Closing Refining Capacity in France
European refining and chemicals remains a really bad business to be in, as returns on capital and margins are very weak. Given the huge cost advantage that many North American refiners enjoy via crude price differentials as well as new low-cost capacity being commissioned in Asia (like Jubail), European refiners will continue to reside at the high end of the global cost curve for the foreseeable future.

As such, a key issue to monitor is how events play out when Total attempts to close another French refinery. When the firm closed its Dunkirk refinery in 2010, it cut a deal with then-President Nicolas Sarkozy, agreeing not to close another refinery for five years. This moratorium lapses in late 2014, and our understanding is it's all but certain that Total will move to close another of its five remaining refineries as quickly as possible. Shuttering an uneconomic industrial operation in France is far from easy, however, and the unions representing Total's employees surely know this move is forthcoming. If Dunkirk is any guide, a pitched fight will ensue, as will legal challenges and government intervention. The outcome of this next confrontation will go a long way toward determining the pace at which Total can shutter additional refining capacity in France. Our sense is that another deal will be cut with the government and unions that prevents the next closure for a period of a few years. Try as it might, Total will probably have low-return refining operations in Europe for some time to come.

Progress of Jubail's Startup
This will be the first year that Jubail, a 400 mb/d refining and chemical complex in Saudi Arabia, contributes to Total's R&C results (Total owns 37.5%, Saudi Aramco holds the rest). The $14 billion facility possesses a few operational advantages: The refinery is among the most complex in the world, has access to low-cost feedstock from the Manifa heavy oil field, and has low operating costs thanks largely to natural gas prices that are set at $0.75/mcf in Saudi Arabia for industrial users. A final positive is that the corporate tax rate in Saudi Arabia is 25%. Although the information isn't available to precisely forecast Jubail's profitability, it seems reasonable from the above information that this asset could net Total $300 million-$400 million of annual profits when fully operational.

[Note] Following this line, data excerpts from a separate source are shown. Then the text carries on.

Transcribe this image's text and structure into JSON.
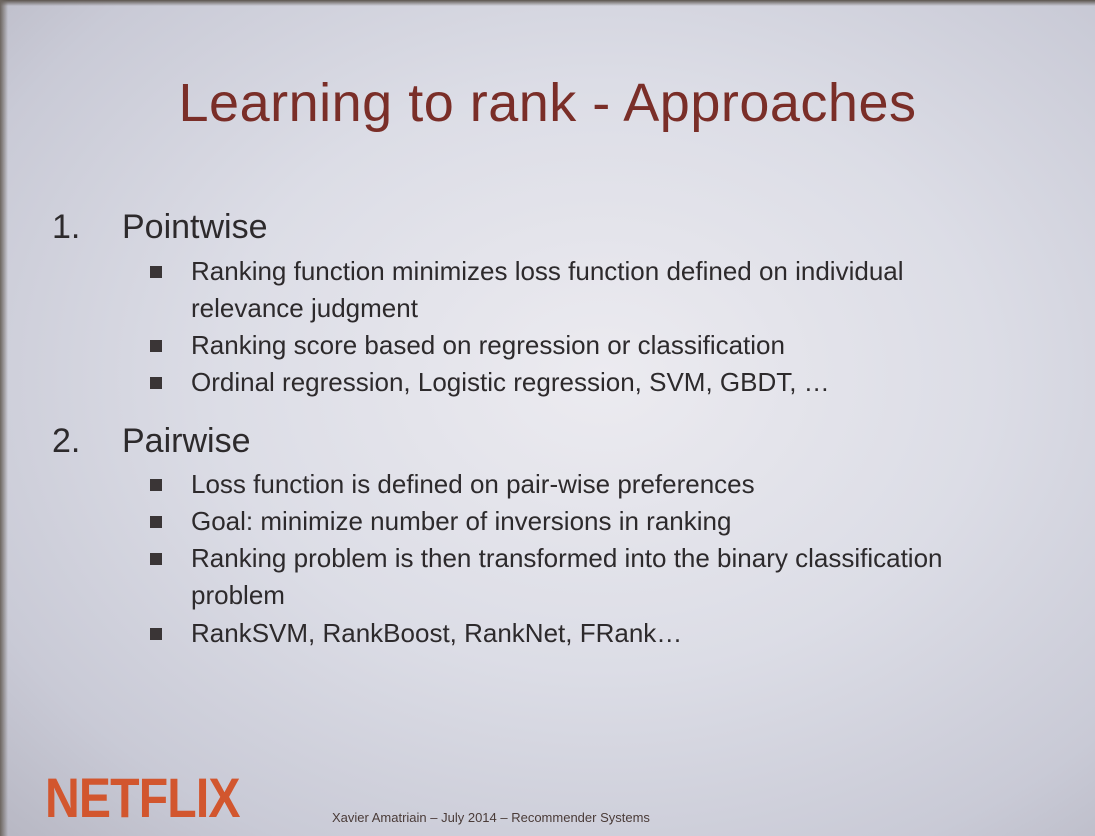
{
  "slide": {
    "title": "Learning to rank - Approaches",
    "sections": [
      {
        "number": "1.",
        "heading": "Pointwise",
        "bullets": [
          "Ranking function minimizes loss function defined on individual relevance judgment",
          "Ranking score based on regression or classification",
          "Ordinal regression, Logistic regression, SVM, GBDT, …"
        ]
      },
      {
        "number": "2.",
        "heading": "Pairwise",
        "bullets": [
          "Loss function is defined on pair-wise preferences",
          "Goal: minimize number of inversions in ranking",
          "Ranking problem is then transformed into the binary classification problem",
          "RankSVM, RankBoost, RankNet, FRank…"
        ]
      }
    ],
    "logo_text": "NETFLIX",
    "footer": "Xavier Amatriain – July 2014 – Recommender Systems",
    "colors": {
      "title": "#7a2e28",
      "body_text": "#2d2a2c",
      "logo": "#d2562e",
      "background": "#dcdde6"
    }
  }
}
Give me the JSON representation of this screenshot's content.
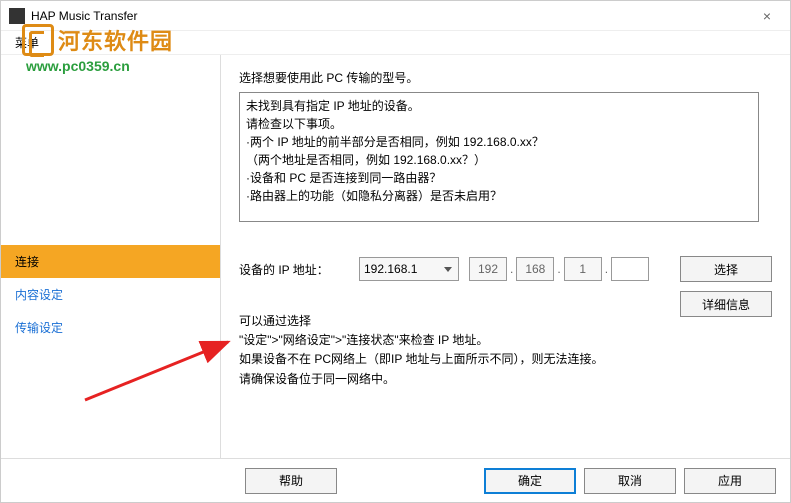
{
  "window": {
    "title": "HAP Music Transfer",
    "menu": "菜单"
  },
  "watermark": {
    "text": "河东软件园",
    "url": "www.pc0359.cn"
  },
  "sidebar": {
    "items": [
      {
        "label": "连接",
        "active": true
      },
      {
        "label": "内容设定",
        "active": false
      },
      {
        "label": "传输设定",
        "active": false
      }
    ]
  },
  "main": {
    "section_label": "选择想要使用此 PC 传输的型号。",
    "message_lines": [
      "未找到具有指定 IP 地址的设备。",
      "请检查以下事项。",
      "·两个 IP 地址的前半部分是否相同，例如 192.168.0.xx？",
      "（两个地址是否相同，例如 192.168.0.xx？）",
      "·设备和 PC 是否连接到同一路由器？",
      "·路由器上的功能（如隐私分离器）是否未启用？"
    ],
    "ip_label": "设备的 IP 地址：",
    "ip_combo": "192.168.1",
    "ip_oct1": "192",
    "ip_oct2": "168",
    "ip_oct3": "1",
    "ip_oct4": "",
    "select_btn": "选择",
    "detail_btn": "详细信息",
    "help_lines": [
      "可以通过选择",
      "\"设定\">\"网络设定\">\"连接状态\"来检查 IP 地址。",
      "如果设备不在 PC网络上（即IP 地址与上面所示不同），则无法连接。",
      "请确保设备位于同一网络中。"
    ]
  },
  "footer": {
    "help": "帮助",
    "ok": "确定",
    "cancel": "取消",
    "apply": "应用"
  }
}
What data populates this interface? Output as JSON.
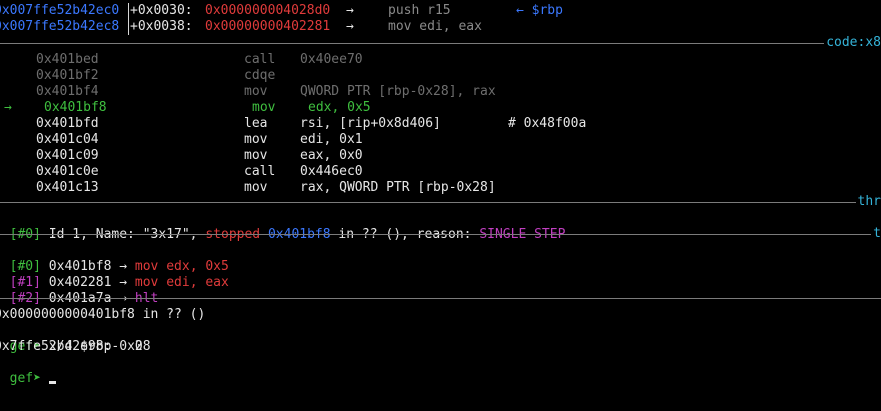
{
  "stack": [
    {
      "addr": "0x007ffe52b42ec0",
      "offset": "+0x0030:",
      "value": "0x000000004028d0",
      "arrow": "→",
      "instr": "push r15",
      "note": "← $rbp"
    },
    {
      "addr": "0x007ffe52b42ec8",
      "offset": "+0x0038:",
      "value": "0x00000000402281",
      "arrow": "→",
      "instr": "mov edi, eax",
      "note": ""
    }
  ],
  "code_label": "code:x8",
  "code": [
    {
      "marker": "",
      "addr": "0x401bed",
      "mnem": "call",
      "ops": "0x40ee70",
      "comment": "",
      "state": "past"
    },
    {
      "marker": "",
      "addr": "0x401bf2",
      "mnem": "cdqe",
      "ops": "",
      "comment": "",
      "state": "past"
    },
    {
      "marker": "",
      "addr": "0x401bf4",
      "mnem": "mov",
      "ops": "QWORD PTR [rbp-0x28], rax",
      "comment": "",
      "state": "past"
    },
    {
      "marker": "→",
      "addr": "0x401bf8",
      "mnem": "mov",
      "ops": "edx, 0x5",
      "comment": "",
      "state": "current"
    },
    {
      "marker": "",
      "addr": "0x401bfd",
      "mnem": "lea",
      "ops": "rsi, [rip+0x8d406]",
      "comment": "# 0x48f00a",
      "state": "next"
    },
    {
      "marker": "",
      "addr": "0x401c04",
      "mnem": "mov",
      "ops": "edi, 0x1",
      "comment": "",
      "state": "next"
    },
    {
      "marker": "",
      "addr": "0x401c09",
      "mnem": "mov",
      "ops": "eax, 0x0",
      "comment": "",
      "state": "next"
    },
    {
      "marker": "",
      "addr": "0x401c0e",
      "mnem": "call",
      "ops": "0x446ec0",
      "comment": "",
      "state": "next"
    },
    {
      "marker": "",
      "addr": "0x401c13",
      "mnem": "mov",
      "ops": "rax, QWORD PTR [rbp-0x28]",
      "comment": "",
      "state": "next"
    }
  ],
  "threads_label": "thr",
  "thread": {
    "idx": "[#0]",
    "id_text": " Id 1, Name: \"3x17\", ",
    "state": "stopped",
    "addr": "0x401bf8",
    "rest": " in ?? (), reason: ",
    "reason": "SINGLE STEP"
  },
  "trace_label": "t",
  "trace": [
    {
      "idx": "[#0]",
      "addr": "0x401bf8",
      "arrow": "→",
      "instr": "mov edx, 0x5"
    },
    {
      "idx": "[#1]",
      "addr": "0x402281",
      "arrow": "→",
      "instr": "mov edi, eax"
    },
    {
      "idx": "[#2]",
      "addr": "0x401a7a",
      "arrow": "→",
      "instr": "hlt"
    }
  ],
  "console": {
    "location": "0x0000000000401bf8 in ?? ()",
    "prompt": "gef➤",
    "cmd1": "x/d $rbp-0x28",
    "result": "0x7ffe52b42e98:   0",
    "prompt2": "gef➤"
  }
}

However, large new refineries often experience operating issues in their first year, as Saudi Aramco experienced firsthand in 2012 when Motiva (its joint venture with Shell (RDS.A)/) commissioned an upgraded refinery in Port Arthur, Texas. Within a month, this refinery was shut down because its new crude-distillation unit experienced corrosion and large amounts of it had to be replaced. More problems have since surfaced, and an asset that Shell's investors expected to become a source of downstream cash flows has been anything but. This isn't to say that Jubail is destined for such a fate, but investors should keep tabs on how reliably the refinery operates during the next few quarters.

Total Is Our Preferred European Major
From a valuation perspective, Total's 0.97 price/fair value ratio doesn't look much cheaper than those of the other European supermajors. That said, the company is further along than Shell (P/FV 1.04) in getting its portfolio in order and doesn't have the legal issues that BP (P/FV 1.02) must grapple with. Of the group, we think Total currently offers the best combination of valuation and a key catalyst in the form of near-term dividend and cash flow growth.